Wild Sometimes is the fifth album by American rock band Sleepyhead since their formation in 1989. It is also their first in 15 years, with the previous record, The Brighter Shore, in 1999. The group was created in the basement of an NYU dorm, but eventually toured internationally with other successful ’90s bands like Yo La Tengo, Antietam and The Magnetic Fields. Sleepyhead have undergone many lineup changes over the years, as well as a marriage between drummer/vocalist Rachel McNally and guitarist/singer Chris O’Rourke.

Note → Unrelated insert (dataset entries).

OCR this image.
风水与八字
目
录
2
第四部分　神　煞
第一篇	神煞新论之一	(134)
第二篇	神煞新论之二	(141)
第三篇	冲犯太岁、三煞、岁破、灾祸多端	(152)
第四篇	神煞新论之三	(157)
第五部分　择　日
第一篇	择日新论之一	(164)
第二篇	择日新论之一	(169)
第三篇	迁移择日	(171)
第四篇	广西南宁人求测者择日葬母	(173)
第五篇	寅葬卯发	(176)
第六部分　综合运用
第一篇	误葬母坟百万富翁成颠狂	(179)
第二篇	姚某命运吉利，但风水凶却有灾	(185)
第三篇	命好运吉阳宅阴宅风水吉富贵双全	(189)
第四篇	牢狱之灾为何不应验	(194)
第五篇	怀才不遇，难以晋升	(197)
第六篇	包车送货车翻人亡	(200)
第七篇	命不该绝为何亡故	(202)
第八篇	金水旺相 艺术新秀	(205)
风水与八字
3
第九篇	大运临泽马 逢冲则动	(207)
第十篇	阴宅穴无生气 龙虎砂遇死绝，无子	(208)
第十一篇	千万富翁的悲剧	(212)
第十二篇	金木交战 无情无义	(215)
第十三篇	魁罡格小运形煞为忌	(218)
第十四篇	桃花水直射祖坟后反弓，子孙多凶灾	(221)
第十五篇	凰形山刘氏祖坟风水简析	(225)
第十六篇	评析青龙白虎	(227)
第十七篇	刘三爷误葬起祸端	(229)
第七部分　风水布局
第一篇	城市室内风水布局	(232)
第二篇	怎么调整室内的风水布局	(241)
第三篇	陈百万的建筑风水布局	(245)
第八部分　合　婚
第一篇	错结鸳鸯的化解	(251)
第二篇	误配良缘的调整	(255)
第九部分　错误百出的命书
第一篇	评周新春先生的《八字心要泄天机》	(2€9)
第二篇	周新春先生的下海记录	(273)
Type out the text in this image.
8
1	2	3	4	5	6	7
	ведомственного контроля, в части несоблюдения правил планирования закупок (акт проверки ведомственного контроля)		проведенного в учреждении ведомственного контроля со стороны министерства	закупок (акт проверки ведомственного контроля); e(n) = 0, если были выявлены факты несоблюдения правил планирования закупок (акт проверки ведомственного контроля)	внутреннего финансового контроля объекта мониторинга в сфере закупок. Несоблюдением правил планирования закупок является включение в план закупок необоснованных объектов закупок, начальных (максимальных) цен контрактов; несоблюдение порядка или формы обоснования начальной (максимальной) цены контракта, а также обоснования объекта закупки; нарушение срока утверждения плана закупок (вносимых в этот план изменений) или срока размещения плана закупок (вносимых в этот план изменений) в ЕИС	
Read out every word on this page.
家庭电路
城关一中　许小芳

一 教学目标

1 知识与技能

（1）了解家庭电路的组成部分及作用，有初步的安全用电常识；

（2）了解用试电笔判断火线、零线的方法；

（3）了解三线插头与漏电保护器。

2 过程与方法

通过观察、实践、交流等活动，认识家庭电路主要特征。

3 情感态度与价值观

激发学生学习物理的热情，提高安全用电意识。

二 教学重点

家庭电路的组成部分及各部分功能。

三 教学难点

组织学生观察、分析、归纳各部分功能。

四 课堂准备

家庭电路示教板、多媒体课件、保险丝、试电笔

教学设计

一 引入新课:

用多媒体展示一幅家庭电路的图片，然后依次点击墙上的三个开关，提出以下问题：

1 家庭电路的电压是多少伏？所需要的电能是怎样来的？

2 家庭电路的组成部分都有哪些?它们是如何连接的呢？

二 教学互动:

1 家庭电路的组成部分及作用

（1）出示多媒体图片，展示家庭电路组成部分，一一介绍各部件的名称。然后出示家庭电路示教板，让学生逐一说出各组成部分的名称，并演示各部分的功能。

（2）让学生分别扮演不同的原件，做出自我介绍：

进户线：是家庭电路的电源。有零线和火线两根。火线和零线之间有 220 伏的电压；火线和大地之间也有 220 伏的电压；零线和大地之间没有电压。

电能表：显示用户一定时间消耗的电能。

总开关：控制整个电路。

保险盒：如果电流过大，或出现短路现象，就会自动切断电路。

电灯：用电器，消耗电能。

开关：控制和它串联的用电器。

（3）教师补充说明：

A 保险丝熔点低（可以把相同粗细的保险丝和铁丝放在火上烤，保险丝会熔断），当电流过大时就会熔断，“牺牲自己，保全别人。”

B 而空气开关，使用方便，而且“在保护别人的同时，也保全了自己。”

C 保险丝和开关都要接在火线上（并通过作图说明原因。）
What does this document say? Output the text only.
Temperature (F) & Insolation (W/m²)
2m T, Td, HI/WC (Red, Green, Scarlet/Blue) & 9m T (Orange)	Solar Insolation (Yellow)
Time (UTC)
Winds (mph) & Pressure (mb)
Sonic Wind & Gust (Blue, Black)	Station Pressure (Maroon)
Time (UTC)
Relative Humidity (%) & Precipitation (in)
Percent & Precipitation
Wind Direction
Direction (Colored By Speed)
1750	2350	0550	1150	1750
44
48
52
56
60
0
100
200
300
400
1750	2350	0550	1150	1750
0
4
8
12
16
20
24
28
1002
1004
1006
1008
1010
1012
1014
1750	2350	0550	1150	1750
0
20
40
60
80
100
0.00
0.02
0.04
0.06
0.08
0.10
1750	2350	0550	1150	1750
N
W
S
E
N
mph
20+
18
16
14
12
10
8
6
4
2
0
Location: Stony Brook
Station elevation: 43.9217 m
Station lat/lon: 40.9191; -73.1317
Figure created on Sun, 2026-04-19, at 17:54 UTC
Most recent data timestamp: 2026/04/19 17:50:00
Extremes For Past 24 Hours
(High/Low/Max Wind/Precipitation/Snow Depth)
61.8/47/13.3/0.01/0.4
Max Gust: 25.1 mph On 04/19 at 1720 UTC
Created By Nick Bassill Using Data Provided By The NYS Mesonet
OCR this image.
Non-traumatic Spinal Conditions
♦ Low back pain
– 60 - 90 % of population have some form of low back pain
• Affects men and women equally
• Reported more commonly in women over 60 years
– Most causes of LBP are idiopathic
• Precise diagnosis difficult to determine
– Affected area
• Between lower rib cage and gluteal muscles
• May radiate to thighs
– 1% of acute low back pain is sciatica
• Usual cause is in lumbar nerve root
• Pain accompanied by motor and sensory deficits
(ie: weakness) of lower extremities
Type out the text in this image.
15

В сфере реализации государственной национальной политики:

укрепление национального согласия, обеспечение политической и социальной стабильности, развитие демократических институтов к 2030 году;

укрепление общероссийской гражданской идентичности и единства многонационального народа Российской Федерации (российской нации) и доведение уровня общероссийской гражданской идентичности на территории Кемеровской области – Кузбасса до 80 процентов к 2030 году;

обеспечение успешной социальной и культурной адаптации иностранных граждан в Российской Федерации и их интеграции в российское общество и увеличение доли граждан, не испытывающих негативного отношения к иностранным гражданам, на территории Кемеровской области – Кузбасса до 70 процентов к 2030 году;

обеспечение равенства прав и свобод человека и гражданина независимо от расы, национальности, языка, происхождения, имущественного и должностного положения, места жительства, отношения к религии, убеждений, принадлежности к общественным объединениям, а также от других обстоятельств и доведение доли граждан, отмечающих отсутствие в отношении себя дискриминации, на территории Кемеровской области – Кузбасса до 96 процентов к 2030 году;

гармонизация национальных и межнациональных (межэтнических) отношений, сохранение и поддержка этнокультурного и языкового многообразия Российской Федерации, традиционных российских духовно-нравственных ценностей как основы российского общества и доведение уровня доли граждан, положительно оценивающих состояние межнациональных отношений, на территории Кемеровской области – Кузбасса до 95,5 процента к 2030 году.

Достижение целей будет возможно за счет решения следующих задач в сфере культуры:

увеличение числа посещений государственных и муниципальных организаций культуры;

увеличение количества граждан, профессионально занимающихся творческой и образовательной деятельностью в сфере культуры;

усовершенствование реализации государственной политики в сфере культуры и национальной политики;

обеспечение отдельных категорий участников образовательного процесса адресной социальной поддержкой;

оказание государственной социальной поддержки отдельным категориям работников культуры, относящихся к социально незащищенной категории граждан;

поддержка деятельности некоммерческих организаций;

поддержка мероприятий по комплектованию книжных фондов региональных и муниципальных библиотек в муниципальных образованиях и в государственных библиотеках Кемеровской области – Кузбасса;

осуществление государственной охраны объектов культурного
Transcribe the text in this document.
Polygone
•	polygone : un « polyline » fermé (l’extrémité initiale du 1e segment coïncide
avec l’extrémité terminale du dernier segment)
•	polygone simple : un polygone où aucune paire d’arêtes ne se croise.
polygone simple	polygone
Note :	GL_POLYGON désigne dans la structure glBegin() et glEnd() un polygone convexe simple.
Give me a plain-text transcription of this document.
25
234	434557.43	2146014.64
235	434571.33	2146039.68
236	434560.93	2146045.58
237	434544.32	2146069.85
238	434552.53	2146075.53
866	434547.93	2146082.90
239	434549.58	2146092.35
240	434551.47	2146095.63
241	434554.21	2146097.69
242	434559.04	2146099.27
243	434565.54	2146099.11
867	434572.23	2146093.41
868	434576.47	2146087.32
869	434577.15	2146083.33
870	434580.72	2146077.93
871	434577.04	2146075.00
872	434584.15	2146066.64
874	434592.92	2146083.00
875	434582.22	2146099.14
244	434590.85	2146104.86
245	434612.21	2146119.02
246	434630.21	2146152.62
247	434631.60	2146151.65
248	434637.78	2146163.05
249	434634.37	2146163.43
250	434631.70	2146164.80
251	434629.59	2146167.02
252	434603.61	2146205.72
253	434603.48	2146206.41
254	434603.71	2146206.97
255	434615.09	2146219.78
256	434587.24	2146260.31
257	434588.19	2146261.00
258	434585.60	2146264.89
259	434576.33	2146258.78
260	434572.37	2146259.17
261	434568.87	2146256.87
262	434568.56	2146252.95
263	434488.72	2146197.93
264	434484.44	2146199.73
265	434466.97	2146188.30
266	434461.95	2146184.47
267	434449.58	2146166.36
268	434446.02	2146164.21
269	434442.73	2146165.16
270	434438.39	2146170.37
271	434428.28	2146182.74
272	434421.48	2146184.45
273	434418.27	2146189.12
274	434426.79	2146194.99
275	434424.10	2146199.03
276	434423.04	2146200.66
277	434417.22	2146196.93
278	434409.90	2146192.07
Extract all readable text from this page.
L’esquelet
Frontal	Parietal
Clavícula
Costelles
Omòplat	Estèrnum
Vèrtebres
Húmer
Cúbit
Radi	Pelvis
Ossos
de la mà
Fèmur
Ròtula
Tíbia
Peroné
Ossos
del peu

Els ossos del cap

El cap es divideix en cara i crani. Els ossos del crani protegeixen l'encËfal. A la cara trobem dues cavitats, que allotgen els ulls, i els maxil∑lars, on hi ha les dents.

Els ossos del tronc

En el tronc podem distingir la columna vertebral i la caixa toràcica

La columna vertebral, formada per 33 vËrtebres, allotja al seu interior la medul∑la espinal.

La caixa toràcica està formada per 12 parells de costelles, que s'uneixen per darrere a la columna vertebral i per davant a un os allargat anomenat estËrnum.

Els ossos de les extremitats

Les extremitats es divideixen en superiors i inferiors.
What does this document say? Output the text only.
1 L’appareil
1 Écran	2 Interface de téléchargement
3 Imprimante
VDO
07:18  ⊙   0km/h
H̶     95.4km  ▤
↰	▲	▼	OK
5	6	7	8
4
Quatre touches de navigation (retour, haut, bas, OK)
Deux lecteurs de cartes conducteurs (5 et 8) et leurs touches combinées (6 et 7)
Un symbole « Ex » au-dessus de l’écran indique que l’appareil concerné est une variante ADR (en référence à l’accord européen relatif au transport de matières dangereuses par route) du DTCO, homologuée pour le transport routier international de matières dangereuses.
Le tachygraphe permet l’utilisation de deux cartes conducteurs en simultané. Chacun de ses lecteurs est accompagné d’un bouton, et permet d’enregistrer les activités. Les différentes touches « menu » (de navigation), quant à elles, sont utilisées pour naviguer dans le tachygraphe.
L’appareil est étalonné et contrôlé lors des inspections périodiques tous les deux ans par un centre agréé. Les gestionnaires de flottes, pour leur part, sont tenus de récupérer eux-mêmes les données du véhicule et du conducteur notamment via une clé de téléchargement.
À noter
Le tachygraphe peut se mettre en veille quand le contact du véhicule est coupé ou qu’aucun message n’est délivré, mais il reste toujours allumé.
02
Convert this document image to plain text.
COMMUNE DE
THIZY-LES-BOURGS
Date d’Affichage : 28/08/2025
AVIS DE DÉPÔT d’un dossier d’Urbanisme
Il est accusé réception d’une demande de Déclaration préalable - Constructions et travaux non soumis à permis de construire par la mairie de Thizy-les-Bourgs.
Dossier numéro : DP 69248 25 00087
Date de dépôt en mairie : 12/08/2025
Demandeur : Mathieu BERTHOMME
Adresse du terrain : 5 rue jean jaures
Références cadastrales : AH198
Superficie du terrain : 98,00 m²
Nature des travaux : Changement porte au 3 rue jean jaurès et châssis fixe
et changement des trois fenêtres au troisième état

The release opens with “Life Is Hard,” a very upbeat, jumpy song with a slight ’60s rock vibe. It is perfect to start the full-length, as it immediately captures the listener’s attention and makes he or she want to get up and dance. The title-track follows and introduces the listener to McNally’s oddly delightful, childlike voice. It takes a couple seconds to get used to, and is reminiscent of Chvrches’ music. “Red Letter Daze” reacquaints the ear to O’Rourke’s raspy, rock ‘n’ roll voice. It has a vaguely familiar guitar riff and interesting drum solo in the beginning of the cut. The closer, “No Blood For Owl,” is kind of Psychedelic Furs-like, with its fuzzy instruments and muddled vocals. It ends the album softly, yet ties the whole project together.
Sleepyhead’s Wild Sometimes is definitely interesting to tune in to, and while the songs vary greatly from each other, they are all well done. It seems that the 15-year hiatus was worth it, because it produced an LP worth waiting for.